As we approached the waterfront, we saw two swimmers. One, of course, was her son, and the other was his village director who had decided to spend some time in the water swimming laps with the boy for support. On the dock were another half-dozen staff members all cheering the boy on. As the mom and I walked out onto the dock, I was so curious to see how her presence would mess with the boy’s labors. He missed us completely at first, but than at his second turn around, he noticed her. The moment of truth… and it elicited one look of surprise and a quick grunt. And then back to the laps!

For the next 30 minutes or so, the mom and I stood on the dock and watched the boy swim. Most of the time we just stood in silence, soaking in the scene that featured her dedicated son working really hard through a difficult physical challenge as more and more people arrived to support him. As the end approached, several of the boy’s cabinmates jumped in the water to swim the final laps with him while others began to chant cheers of support. I could not have been prouder. This was not a choreographed scene. We didn’t do this because a mom was coming to camp and we wanted to look good. This was just who we are as a camp community at this time of year – a collection of people who show up for each other and support each other through moments of challenge and triumph.

The mom and I just stood and watched. I stole the occasional glance at her… and while our pollen count has been kind of high this summer, I was pretty sure that the water gathering around her eyes was not all because of seasonal allergies. When the boy completed his 200 laps, his friends all hugged him in the lake. He popped out of the water, hugged his counselor, hugged his village director… and finally made it to his mom. As much as my narrative here would be better if the mom-hug had been a brief one that he moved on from to others immediately, this was not the case. Their hug was long and clearly meaningful to the both of them. He clearly was very proud of what he had done, and it was even more special because she watched him do it. She held him tightly and dealt with those seasonal allergies that were making her eyes water more and more conspicuously – the kind of composure that moms are forced to achieve sometimes.

Yesterday’s parent visit was one of the more special camper/parent moments I have ever witnessed.
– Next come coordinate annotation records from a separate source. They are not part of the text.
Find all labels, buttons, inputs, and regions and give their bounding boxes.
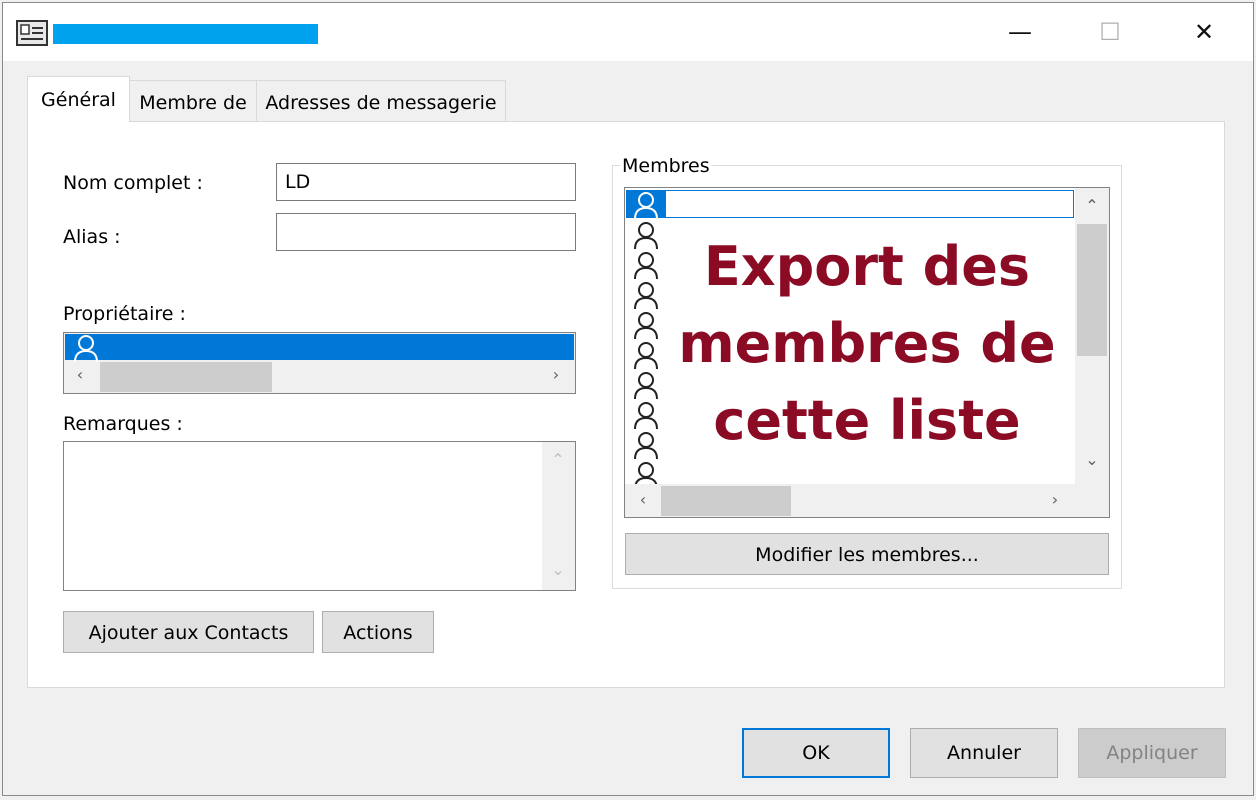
scrollbar-corner xyxy=(1075,484,1109,517)
maximize-button[interactable]: ☐ xyxy=(1075,3,1145,61)
person-icon xyxy=(633,221,659,253)
scroll-up-arrow[interactable]: ⌃ xyxy=(548,450,568,469)
alias-field[interactable] xyxy=(276,213,576,251)
add-to-contacts-button[interactable]: Ajouter aux Contacts xyxy=(63,611,314,653)
members-list[interactable]: Export des membres de cette liste ⌃ ⌄ ‹ … xyxy=(624,187,1110,518)
owner-selected-row[interactable] xyxy=(65,334,574,363)
modify-members-button[interactable]: Modifier les membres... xyxy=(625,533,1109,575)
scroll-left-arrow[interactable]: ‹ xyxy=(70,365,90,384)
full-name-label: Nom complet : xyxy=(63,172,203,194)
overlay-line-3: cette liste xyxy=(713,389,1021,452)
members-selected-row[interactable] xyxy=(626,190,1074,218)
person-icon xyxy=(633,431,659,463)
contact-card-icon xyxy=(16,20,48,46)
cancel-button[interactable]: Annuler xyxy=(910,728,1058,778)
scroll-down-arrow[interactable]: ⌄ xyxy=(1082,450,1102,469)
scroll-down-arrow[interactable]: ⌄ xyxy=(548,560,568,579)
scroll-right-arrow[interactable]: › xyxy=(1045,490,1065,509)
export-members-overlay: Export des membres de cette liste xyxy=(667,228,1067,459)
members-vertical-scrollbar[interactable]: ⌃ ⌄ xyxy=(1075,188,1109,484)
notes-label: Remarques : xyxy=(63,413,183,435)
person-icon xyxy=(633,281,659,313)
members-label: Membres xyxy=(620,155,712,177)
person-icon xyxy=(633,401,659,433)
notes-textarea[interactable]: ⌃ ⌄ xyxy=(63,441,576,591)
scroll-left-arrow[interactable]: ‹ xyxy=(633,490,653,509)
tab-member-of[interactable]: Membre de xyxy=(129,80,257,122)
ok-button[interactable]: OK xyxy=(742,728,890,778)
minimize-button[interactable]: — xyxy=(985,3,1055,61)
owner-list[interactable]: ‹ › xyxy=(63,332,576,394)
overlay-line-1: Export des xyxy=(703,235,1031,298)
scroll-up-arrow[interactable]: ⌃ xyxy=(1082,196,1102,215)
owner-label: Propriétaire : xyxy=(63,303,186,325)
horizontal-scroll-thumb[interactable] xyxy=(100,362,272,392)
tab-email-addresses[interactable]: Adresses de messagerie xyxy=(256,80,506,122)
person-icon xyxy=(633,341,659,373)
members-horizontal-scrollbar[interactable]: ‹ › xyxy=(625,484,1075,517)
overlay-line-2: membres de xyxy=(678,312,1056,375)
person-icon xyxy=(633,251,659,283)
person-icon xyxy=(73,334,99,366)
window-title-redacted xyxy=(53,24,318,44)
scroll-right-arrow[interactable]: › xyxy=(546,365,566,384)
horizontal-scroll-thumb[interactable] xyxy=(661,486,791,516)
close-button[interactable]: ✕ xyxy=(1169,3,1239,61)
vertical-scroll-thumb[interactable] xyxy=(1077,224,1107,356)
person-icon xyxy=(633,371,659,403)
actions-button[interactable]: Actions xyxy=(322,611,434,653)
person-icon xyxy=(633,311,659,343)
notes-scrollbar[interactable]: ⌃ ⌄ xyxy=(542,442,575,590)
full-name-field[interactable]: LD xyxy=(276,163,576,201)
alias-label: Alias : xyxy=(63,226,121,248)
tab-general[interactable]: Général xyxy=(27,76,130,122)
person-icon xyxy=(633,191,659,223)
apply-button: Appliquer xyxy=(1078,728,1226,778)
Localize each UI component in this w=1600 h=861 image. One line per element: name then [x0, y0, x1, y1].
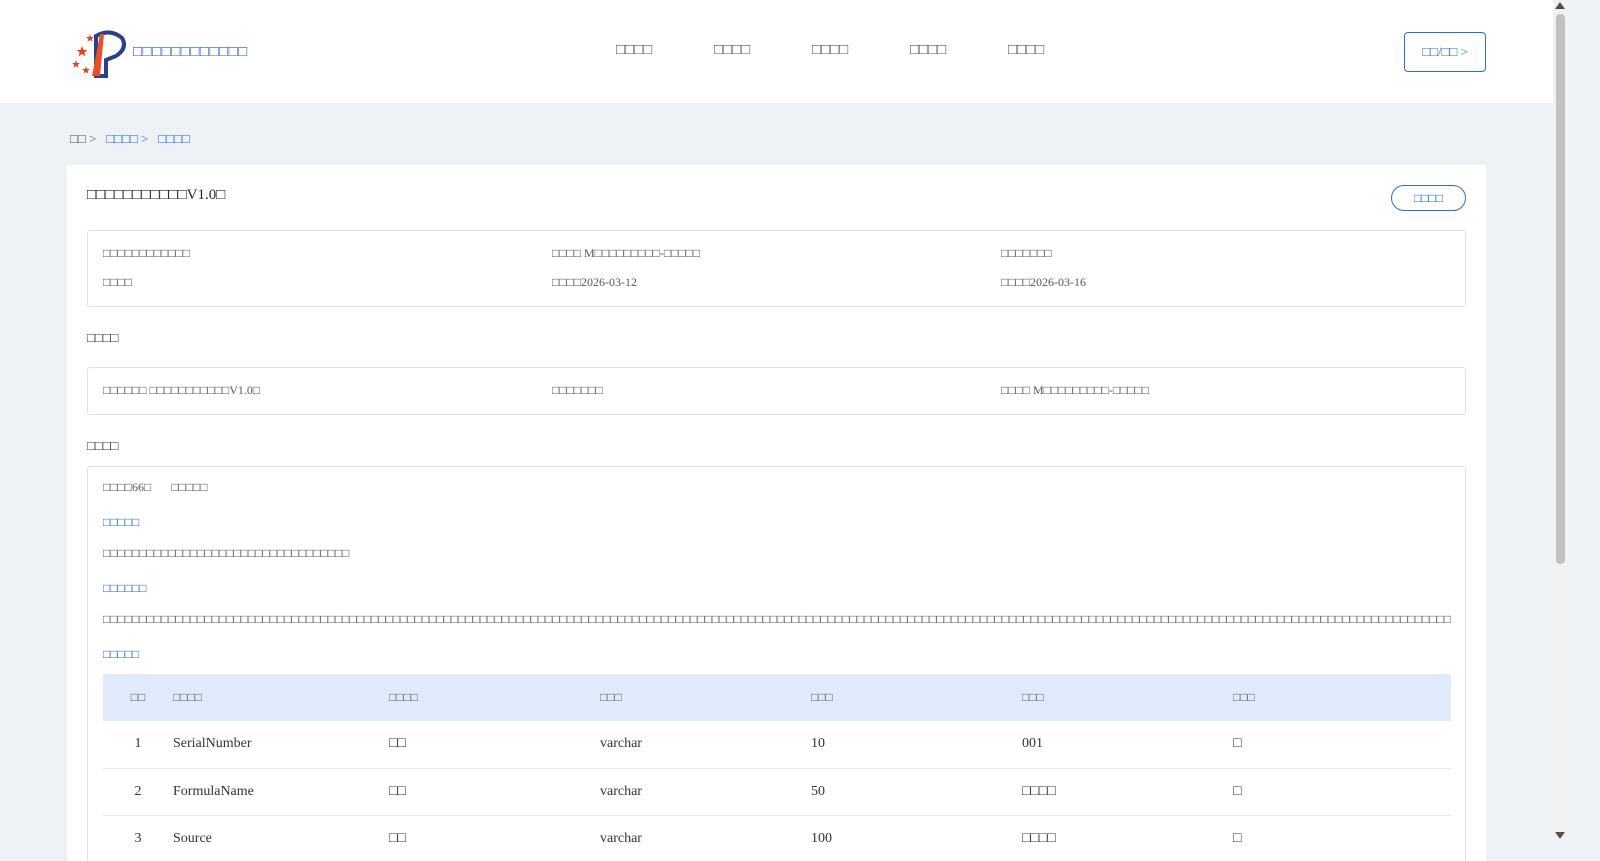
table-cell: 3 [134, 830, 142, 846]
table-header-row: □□ □□□□ □□□□ □□□ □□□ □□□ □□□ [103, 674, 1451, 721]
back-button[interactable]: □□□□ [1391, 185, 1466, 211]
table-cell: □□□□ [1022, 783, 1056, 799]
fields-meta-row: □□□□66□ □□□□□ [103, 480, 208, 495]
resource-field: □□□□□□ □□□□□□□□□□□V1.0□ [103, 383, 261, 397]
table-header: □□□ [811, 690, 833, 704]
table-cell: 001 [1022, 736, 1043, 752]
resource-info-box: □□□□□□ □□□□□□□□□□□V1.0□ □□□□□□□ □□□□ M□□… [87, 367, 1466, 415]
table-header: □□ [130, 690, 146, 704]
table-cell: 1 [134, 736, 142, 752]
site-header: □□□□□□□□□□□□ □□□□ □□□□ □□□□ □□□□ □□□□ □□… [0, 0, 1553, 103]
table-header: □□□ [600, 690, 622, 704]
detail-card: □□□□□□□□□□□V1.0□ □□□□ □□□□□□□□□□□□ □□□□ … [67, 165, 1486, 861]
table-cell: □□ [389, 783, 406, 799]
scrollbar-thumb[interactable] [1556, 14, 1565, 564]
meta-field: □□□□□□□ [1001, 246, 1052, 260]
site-brand-name[interactable]: □□□□□□□□□□□□ [133, 44, 248, 61]
table-cell: □ [1233, 783, 1242, 799]
resource-field: □□□□□□□ [552, 383, 603, 397]
table-cell: 50 [811, 783, 825, 799]
table-cell: 10 [811, 736, 825, 752]
table-header: □□□□ [389, 690, 418, 704]
field-count: □□□□66□ [103, 480, 152, 494]
subsection-title: □□□□□ [103, 647, 140, 661]
table-row: 3 Source □□ varchar 100 □□□□ □ [103, 815, 1451, 861]
table-cell: □□ [389, 830, 406, 846]
scroll-down-arrow-icon[interactable] [1555, 832, 1565, 839]
meta-field: □□□□□□□□□□□□ [103, 246, 190, 260]
table-header: □□□ [1022, 690, 1044, 704]
meta-field: □□□□2026-03-16 [1001, 275, 1086, 289]
table-cell: □□□□ [1022, 830, 1056, 846]
page-title: □□□□□□□□□□□V1.0□ [87, 187, 226, 203]
subsection-title: □□□□□□ [103, 581, 147, 595]
subsection-text: □□□□□□□□□□□□□□□□□□□□□□□□□□□□□□□□□□ [103, 546, 350, 560]
site-logo-icon[interactable] [70, 26, 130, 78]
table-cell: Source [173, 830, 212, 846]
fields-extra: □□□□□ [171, 480, 208, 494]
fields-box: □□□□66□ □□□□□ □□□□□ □□□□□□□□□□□□□□□□□□□□… [87, 466, 1466, 861]
table-cell: SerialNumber [173, 736, 252, 752]
meta-field: □□□□2026-03-12 [552, 275, 637, 289]
section-heading: □□□□ [87, 330, 119, 345]
table-header: □□□□ [173, 690, 202, 704]
table-header: □□□ [1233, 690, 1255, 704]
resource-row: □□□□□□ □□□□□□□□□□□V1.0□ □□□□□□□ □□□□ M□□… [103, 383, 1450, 398]
meta-info-box: □□□□□□□□□□□□ □□□□ M□□□□□□□□□-□□□□□ □□□□□… [87, 230, 1466, 307]
subsection-text: □□□□□□□□□□□□□□□□□□□□□□□□□□□□□□□□□□□□□□□□… [103, 612, 1451, 626]
table-cell: varchar [600, 783, 642, 799]
fields-table: □□ □□□□ □□□□ □□□ □□□ □□□ □□□ 1 SerialNum… [103, 674, 1451, 861]
table-cell: varchar [600, 736, 642, 752]
table-cell: FormulaName [173, 783, 254, 799]
table-cell: varchar [600, 830, 642, 846]
table-cell: □ [1233, 736, 1242, 752]
login-register-button[interactable]: □□/□□ > [1404, 32, 1486, 72]
main-nav: □□□□ □□□□ □□□□ □□□□ □□□□ [616, 42, 1045, 58]
breadcrumb-level2[interactable]: □□□□ > [106, 131, 148, 147]
meta-field: □□□□ M□□□□□□□□□-□□□□□ [552, 246, 701, 260]
section-heading: □□□□ [87, 438, 119, 453]
table-cell: 2 [134, 783, 142, 799]
table-row: 2 FormulaName □□ varchar 50 □□□□ □ [103, 768, 1451, 815]
breadcrumb-home[interactable]: □□ > [70, 131, 96, 147]
meta-row-2: □□□□ □□□□2026-03-12 □□□□2026-03-16 [103, 275, 1450, 290]
subsection-title: □□□□□ [103, 515, 140, 529]
meta-row-1: □□□□□□□□□□□□ □□□□ M□□□□□□□□□-□□□□□ □□□□□… [103, 246, 1450, 261]
table-cell: □ [1233, 830, 1242, 846]
resource-field: □□□□ M□□□□□□□□□-□□□□□ [1001, 383, 1150, 397]
meta-field: □□□□ [103, 275, 132, 289]
breadcrumb-current: □□□□ [158, 131, 190, 146]
table-cell: □□ [389, 736, 406, 752]
scroll-up-arrow-icon[interactable] [1555, 2, 1565, 9]
breadcrumb: □□ > □□□□ > □□□□ [70, 131, 190, 147]
table-cell: 100 [811, 830, 832, 846]
table-row: 1 SerialNumber □□ varchar 10 001 □ [103, 721, 1451, 768]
While watching this all play out yesterday, something else became pretty clear to me about the parent visit. Certainly, there are some kids who really want the parent visit – and virtually none of them would refuse it if their parents offered the visit. But the visit is really more for the parents than the boys. Four or eight weeks is a long time to be away from your child, and… well, we miss them. After all, these kids have been the central focus of our lives since the day they were born… and then they’re gone for as long as two months. That can be tough on a parent. So they take a trip up to camp because, of course, their boy needs to see them. Without a doubt, he could not make it through the entire session unless he saw them, asked them all about work, hugged them, and removed the smudges of dirt from their parents’ faces with a licked thumb… the poor kid.

Don’t get me wrong. I totally understand. I am SURE I would do the same thing. Two of my boys are off at college now (well, one actually just graduated), and I miss them so much sometimes that it hurts. My mother used to tell me that it was important for her to see where I was sleeping when I was off at camp, or at college, or in my post-college years. I had always thought that this was so that she could ensure that it was up to her standards. But now, through my experience in this job, watching other parents come through here needing to see where their kids sleep, I get it. She wasn’t worried about whether or not the bed and the room were just right; she just needed to connect with me, see where I was, see where I slept… so that she could imagine me there and sleep better herself.